How do you find the value(s) of c guaranteed by the Mean Value Theorem for Integrals for the function #f(x)= 6 cos x# on the interval# [-pi/2, pi/2]#?

1 Answer
Aug 30, 2015

Solve #f'(x) = (f(pi/2) - f(-pi/2))/((pi/2) - (-pi/2))# for values in # (-pi/2, pi/2)#

Explanation:

I would begin by checking that the hypotheses are true.

This function is continuous on # [-pi/2, pi/2]# and differentiable on # (-pi/2, pi/2)#, so the hypotheses of the Mean Value Theorem are true.

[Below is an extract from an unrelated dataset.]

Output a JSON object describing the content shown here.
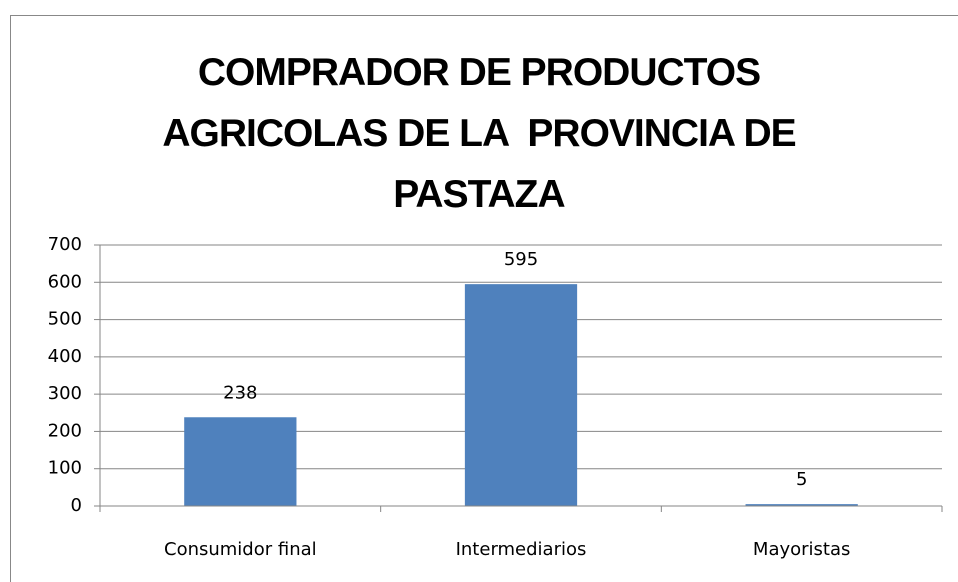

The conclusion is that there is a number #c# in # (-pi/2, pi/2)# with

#f'(c) = (f(pi/2) - f(-pi/2))/((pi/2) - (-pi/2))# .

We have been asked to find the number(s) whose existence the theorem asserts.

For #f(x) = 6cosx#, we have #f(pi/2) = f(-pi/2) = 0#, so we need to solve

#f'(c) = 0#

Furthermore #f'(x) = -6sinx# which is #0# at integer multiples of #pi#

The only integer multiple of #pi# in # (-pi/2, pi/2)# is #0 pi = 0#

#c = 0#